The girl tossed her head till the bell of ebony hair swung dangerously. "It had better be honored," she warned crisply. "For there is only one way back ... if you ever come back. And I can control it. I don't think you will like your surroundings well enough to remain there indefinitely."
Pao Chung bowed to the inevitable. Angel chuckled moodily, and Bat Ferris faced Teucrete with admiration on his pleasantly ugly features.
"Well done," he praised. "Is there a price for me?"
"No price to a man who likes animals. I sensed that in you as we passed the cages."
Impulsively, the girl leaned toward Ferris and forced her lips violently on his. "That is for luck, gamma-man. On the house, but the next one might cost you dearly. Watch yourself."
Ferris clung to the sanctuary of masculine silence. Pao Chung glowered sullenly, and Angel's amusement sent iridescent ripples glinting from his wings.
"How about me?" he demanded.
"No kiss, no price," she told him, "but a word of advice, mutant. Keep those wings out of revolving doors."
Angel grinned happily, his gargoyle face wrinkling into impossible contortions. "They are a nuisance."
Newly garbed and equipped, the men followed Teucrete from the building. Stopping to stuff Pao Chung's order into some feminine idea of a safety-vault, not too safe in the company of lecherous males, Teucrete conducted her charges through a lovely formal garden that functioned by concealed hydroponics, and on into another built up area.
But this was no cubicle of stone or steel or plastic. It was a roofless structure of glass. Vertical panels of glass ran off beyond sight. Panels of all colors, all degrees of transparency. Some were as lucid as crystal, some barely translucent, and more bent or mirrored to distort, reflect or refract light. All were tinted, some weakly, others violently stained. The place was stridently illuminated by concealed radi-floods. It was a solid mass of rainbow effects, a forest of crystal mirrors and shafts and flickering, glowing prisms.

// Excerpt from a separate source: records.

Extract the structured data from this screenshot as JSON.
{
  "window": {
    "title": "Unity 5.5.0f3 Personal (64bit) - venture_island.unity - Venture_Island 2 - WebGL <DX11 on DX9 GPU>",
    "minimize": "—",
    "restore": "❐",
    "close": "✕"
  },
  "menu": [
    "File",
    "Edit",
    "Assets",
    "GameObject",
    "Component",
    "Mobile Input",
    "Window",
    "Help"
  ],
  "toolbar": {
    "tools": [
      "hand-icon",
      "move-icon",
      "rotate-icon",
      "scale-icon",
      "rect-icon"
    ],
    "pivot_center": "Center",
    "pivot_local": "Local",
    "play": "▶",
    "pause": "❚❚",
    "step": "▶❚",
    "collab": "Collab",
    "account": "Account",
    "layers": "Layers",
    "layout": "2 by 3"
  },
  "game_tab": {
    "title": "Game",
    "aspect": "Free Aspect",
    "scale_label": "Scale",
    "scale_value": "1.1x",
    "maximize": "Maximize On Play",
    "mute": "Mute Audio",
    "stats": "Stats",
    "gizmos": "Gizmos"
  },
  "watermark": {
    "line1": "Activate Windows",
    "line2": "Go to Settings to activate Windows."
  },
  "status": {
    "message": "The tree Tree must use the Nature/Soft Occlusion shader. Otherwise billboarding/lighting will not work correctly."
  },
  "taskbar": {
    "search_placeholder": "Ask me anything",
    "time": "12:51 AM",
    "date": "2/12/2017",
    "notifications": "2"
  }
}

One entered by a kind of airlock, or more accurately, a lightlock. There was no change in atmospheric pressure, but the density and beating force of sheer luminosity increased by squares and cubes as the travellers strode through linked cubes of glass.
They entered the light maze. Dazzling splendors beat upon them. Vision was overwhelmed by visible vibrations. They drowned in light.
IV
"Don't touch anything," warned Teucrete. "Exact alignment is important."